The media narratives spun in the New York Times and Washington Post, among other outlets, depicted Gen. Flynn as a violator of the high and mighty Logan Act, which criminalizes attempts by U.S. citizens to intrude in the current administration's foreign policy. What remained unsaid in these countless reports, editorials, and accusations is the reality that the Logan Act is virtually unenforceable, or as Andy McCarthy describes it, “unconstitutional and absurd.”

In his sentencing memo released Tuesday evening, Mueller once again targeted Flynn with purported Logan Act violations.

The information about Flynn’s conversations with Kislyak became available to the public after elements of the intelligence community committed a serious crime and leaked the intercepted conversation to the media. Even then, with the transcript seemingly in hand, the media and the Left could not find evidence of real illegal behavior.

On December 1, 2017, Gen. Flynn pled guilty to making false statements to the FBI about his conversations with Kislyak, even as reports surfaced that FBI agents who interviewed him did not believe he lied to them.

In the charge sheet, special counsel Robert Mueller’s team of Democrat prosecutors tried to sully Flynn’s reputation by exposing two supposed misdeeds.

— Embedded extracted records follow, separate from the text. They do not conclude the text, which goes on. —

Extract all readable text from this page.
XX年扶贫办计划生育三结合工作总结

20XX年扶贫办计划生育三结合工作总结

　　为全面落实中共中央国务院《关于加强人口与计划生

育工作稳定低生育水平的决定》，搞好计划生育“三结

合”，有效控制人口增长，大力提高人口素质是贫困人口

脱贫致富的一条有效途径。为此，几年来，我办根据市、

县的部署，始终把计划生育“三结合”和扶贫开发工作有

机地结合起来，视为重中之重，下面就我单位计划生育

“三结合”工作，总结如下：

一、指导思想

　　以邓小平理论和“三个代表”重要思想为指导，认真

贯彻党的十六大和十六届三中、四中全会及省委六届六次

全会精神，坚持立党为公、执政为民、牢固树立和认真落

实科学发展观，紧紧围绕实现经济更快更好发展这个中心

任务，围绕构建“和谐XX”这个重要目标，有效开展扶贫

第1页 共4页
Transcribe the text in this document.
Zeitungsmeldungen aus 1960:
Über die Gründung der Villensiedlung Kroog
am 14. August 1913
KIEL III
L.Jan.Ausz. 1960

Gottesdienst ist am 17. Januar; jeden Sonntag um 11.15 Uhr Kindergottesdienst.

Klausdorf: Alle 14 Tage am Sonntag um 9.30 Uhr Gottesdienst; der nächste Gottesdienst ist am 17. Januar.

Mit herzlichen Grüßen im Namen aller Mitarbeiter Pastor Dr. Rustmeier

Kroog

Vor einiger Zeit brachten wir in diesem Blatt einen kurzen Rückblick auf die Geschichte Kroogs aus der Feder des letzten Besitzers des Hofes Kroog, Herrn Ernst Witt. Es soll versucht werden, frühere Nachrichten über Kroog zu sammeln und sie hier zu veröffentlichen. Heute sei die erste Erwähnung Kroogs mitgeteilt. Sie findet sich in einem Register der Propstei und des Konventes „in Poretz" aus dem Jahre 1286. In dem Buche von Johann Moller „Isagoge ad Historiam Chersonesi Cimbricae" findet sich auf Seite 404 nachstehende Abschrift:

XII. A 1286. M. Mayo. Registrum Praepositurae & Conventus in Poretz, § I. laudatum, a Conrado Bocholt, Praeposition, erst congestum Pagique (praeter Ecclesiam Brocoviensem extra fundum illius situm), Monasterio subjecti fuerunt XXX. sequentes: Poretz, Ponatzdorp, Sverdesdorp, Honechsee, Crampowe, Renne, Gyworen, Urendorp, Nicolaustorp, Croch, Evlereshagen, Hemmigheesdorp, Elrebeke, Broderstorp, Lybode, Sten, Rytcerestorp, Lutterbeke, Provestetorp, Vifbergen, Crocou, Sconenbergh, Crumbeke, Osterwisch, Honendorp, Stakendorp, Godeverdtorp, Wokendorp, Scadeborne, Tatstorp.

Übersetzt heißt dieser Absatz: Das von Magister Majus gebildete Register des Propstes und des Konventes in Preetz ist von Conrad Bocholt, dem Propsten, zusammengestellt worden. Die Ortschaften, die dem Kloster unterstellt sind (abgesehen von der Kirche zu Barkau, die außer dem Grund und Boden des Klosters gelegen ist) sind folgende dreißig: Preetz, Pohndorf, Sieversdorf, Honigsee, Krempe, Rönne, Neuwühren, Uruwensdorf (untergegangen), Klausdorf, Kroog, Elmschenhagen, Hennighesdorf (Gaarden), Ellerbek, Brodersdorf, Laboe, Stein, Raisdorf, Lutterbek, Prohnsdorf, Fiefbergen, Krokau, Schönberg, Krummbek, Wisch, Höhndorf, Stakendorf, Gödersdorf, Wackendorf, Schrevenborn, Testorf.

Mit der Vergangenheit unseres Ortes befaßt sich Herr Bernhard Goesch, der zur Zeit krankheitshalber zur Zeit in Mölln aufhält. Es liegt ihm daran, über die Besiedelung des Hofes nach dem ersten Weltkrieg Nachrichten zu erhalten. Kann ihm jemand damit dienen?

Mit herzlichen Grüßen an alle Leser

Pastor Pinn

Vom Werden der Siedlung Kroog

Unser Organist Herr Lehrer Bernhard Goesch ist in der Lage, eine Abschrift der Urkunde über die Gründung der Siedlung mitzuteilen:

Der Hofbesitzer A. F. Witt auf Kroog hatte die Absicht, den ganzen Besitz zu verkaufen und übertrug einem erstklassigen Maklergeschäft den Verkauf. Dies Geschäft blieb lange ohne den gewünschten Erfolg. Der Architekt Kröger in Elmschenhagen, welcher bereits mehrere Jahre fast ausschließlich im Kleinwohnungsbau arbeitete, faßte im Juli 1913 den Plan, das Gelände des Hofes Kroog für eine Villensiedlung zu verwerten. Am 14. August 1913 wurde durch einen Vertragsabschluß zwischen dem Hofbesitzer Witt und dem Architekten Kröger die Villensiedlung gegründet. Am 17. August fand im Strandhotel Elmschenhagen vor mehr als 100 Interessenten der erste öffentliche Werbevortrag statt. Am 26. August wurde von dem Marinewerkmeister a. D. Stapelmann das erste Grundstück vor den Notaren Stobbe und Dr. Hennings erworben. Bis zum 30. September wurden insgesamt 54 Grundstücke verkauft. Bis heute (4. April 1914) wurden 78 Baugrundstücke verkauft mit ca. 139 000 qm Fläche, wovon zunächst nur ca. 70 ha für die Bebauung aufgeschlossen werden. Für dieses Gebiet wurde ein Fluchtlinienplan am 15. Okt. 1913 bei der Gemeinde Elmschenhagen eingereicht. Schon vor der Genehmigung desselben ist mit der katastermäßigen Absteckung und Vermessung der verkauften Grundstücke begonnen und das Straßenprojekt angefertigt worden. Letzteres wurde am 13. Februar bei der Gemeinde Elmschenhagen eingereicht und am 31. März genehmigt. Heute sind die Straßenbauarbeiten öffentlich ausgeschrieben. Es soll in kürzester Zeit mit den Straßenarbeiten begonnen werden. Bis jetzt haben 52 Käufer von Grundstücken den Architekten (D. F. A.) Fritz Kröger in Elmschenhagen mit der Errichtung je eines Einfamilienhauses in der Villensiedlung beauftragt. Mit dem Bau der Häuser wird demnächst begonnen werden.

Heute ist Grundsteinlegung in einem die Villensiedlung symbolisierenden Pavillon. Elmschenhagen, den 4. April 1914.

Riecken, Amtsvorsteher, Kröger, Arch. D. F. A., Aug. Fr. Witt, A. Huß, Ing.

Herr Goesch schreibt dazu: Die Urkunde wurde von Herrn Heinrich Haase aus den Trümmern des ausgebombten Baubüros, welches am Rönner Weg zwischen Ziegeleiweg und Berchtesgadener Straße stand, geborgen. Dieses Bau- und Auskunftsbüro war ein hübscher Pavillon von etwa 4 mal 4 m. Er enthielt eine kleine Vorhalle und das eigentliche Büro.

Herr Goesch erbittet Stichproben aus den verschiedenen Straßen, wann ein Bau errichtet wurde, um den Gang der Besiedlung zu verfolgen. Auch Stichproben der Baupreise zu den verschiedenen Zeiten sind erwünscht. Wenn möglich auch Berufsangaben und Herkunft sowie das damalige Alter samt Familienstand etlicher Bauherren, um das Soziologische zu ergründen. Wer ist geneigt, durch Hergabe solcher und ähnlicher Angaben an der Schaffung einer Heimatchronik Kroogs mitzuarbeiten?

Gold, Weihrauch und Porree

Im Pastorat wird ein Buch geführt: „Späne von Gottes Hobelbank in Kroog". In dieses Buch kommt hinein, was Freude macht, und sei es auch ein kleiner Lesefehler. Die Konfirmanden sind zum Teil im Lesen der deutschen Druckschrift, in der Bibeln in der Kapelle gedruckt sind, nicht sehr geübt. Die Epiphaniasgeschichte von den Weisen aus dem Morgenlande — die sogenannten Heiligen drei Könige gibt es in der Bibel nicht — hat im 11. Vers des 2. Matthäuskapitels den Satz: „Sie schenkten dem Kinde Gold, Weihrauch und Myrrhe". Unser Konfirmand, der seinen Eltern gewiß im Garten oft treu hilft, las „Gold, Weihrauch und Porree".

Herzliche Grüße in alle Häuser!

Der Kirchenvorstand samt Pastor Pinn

In the first charge, Flynn was accused of misleading the FBI about a conversation he had with Russian Ambassador Sergey Kislyak on Dec. 22, 2016 (as the incoming national security adviser), about an upcoming anti-Israel United Nations Security Council resolution. Flynn was accused of asking Russia to help delay or defeat the measure, which the Obama administration let pass as it abstained from the vote.

At Conservative Review, I argued that Flynn not only did nothing wrong here, but that by standing with our greatest Middle East ally, he actually acted in America’s interests. 

Next, investigators accused Flynn of wrongdoing when he discussed sanctions policy the next week (on December 29) with the Russian ambassador. The mere fact that a very senior incoming administration official was open to discussing Russia sanctions policy (which he had every right to do) was enough for Obama officials and pundits to label Flynn as a man who committed treason against his country.

The media and the Left were downright giddy about the prospect that Mueller would finally deliver the goods on Flynn. Now, to rationalize Mueller's failure to find collusion, many claim that the evidence of misconduct is in the redactions. However, the past few years have shown that redactions have not been used to hide evidence of the defendant's misconduct. Instead, actors in the Department of Justice have misused the redactions process to hide evidence of federal agencies' abuses of power and misconduct.

Mueller has failed to find actual evidence of criminality in Gen. Flynn’s long, very public history of government service, so the special counsel slapped him with lying to the FBI, a charge that the special counsel has attributed to several other actors in its endless — and failed — hunt for Russian collusion in the 2016 election. Now that Mueller has conceded that he does not have a reason to push for criminal penalties for Flynn, the Left is all in on the idea that Mueller is "closing in" on the president. Will Mueller deliver this time?